Contaminated duodenoscopes, the medical devices recently associated with a series of superbug outbreaks at two Los Angeles hospitals, have also been implicated in an outbreak of drug-resistant Escherichia coli (E. coli) in a Washington state hospital. A study published in Infection Control & Hospital Epidemiology reported that the devices can still infect patients even when closely adhering to manufacturers’ cleaning instructions.
Between November 2012 and August 2013,32 patients were infected with an antibiotic-resistant strain of E. coli at Seattle Virginia Mason Medical Center. The scopes were contaminated despite the fact that the hospital followed the manufacturer’s cleaning protocol.
Recent evidence suggests that duodenoscopes are not sterilized effectively through manufacturers’ cleaning instructions alone. The devices were linked to recent outbreaks of Carbapenem-resistant Enterobacteriaceae (CRE).
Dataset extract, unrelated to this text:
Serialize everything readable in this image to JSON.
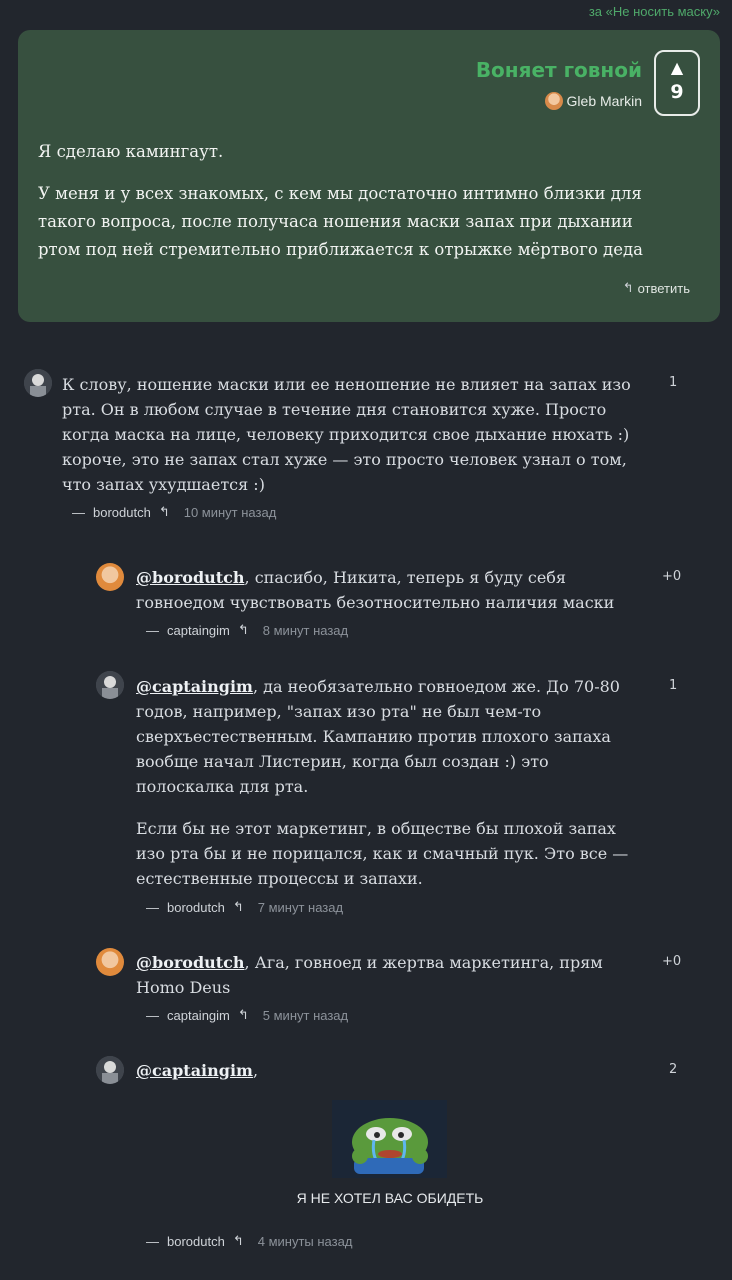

The two recent outbreaks linked to the tainted scopes took place at UCLA’s Ronald Reagan Medical Center and Cedars-Sinai hospital. A total of 11 patients were infected with CRE at the two hospitals and 246 more were potentially exposed.
During the investigation, more than 3 in 10 infected patients died. Seven deaths occurred while the patients were in the hospital and within 30 days of the E. coli superbug being identified. Kristen Wendord, M.D., of King County, Seattle’s public health department said in a statement “In the wake of the recent outbreak of CRE due to contaminated endoscopes, we suspect endoscope-associated transmission of bacteria is more common than recognized and not adequately prevented by current reprocessing guidelines,”
The study also states that Olympus, the manufacturer of the scopes, conducted a review and found mechanical defects in seven of eight devices. Since then, the hospital has taken extra measures, including manual cleaning and implementing a 48-hour quarantine period. The Los Angeles Times reported that 3 percent of the scopes were still contaminated after the processing, prompting the staff to repeat the measures.
The U.S. Food and Drug Administration (FDA) warned that that the complex design of duodenoscopes may impede effective sterilization in February. The agency later released a set of guidelines advising hospital staff to take scopes out of service until they were confirmed to be free of pathogens. Last month, the FDA imposed stricter guidelines and mandated that manufacturers prove the scopes can be effectively cleaned before they are placed back onto the market.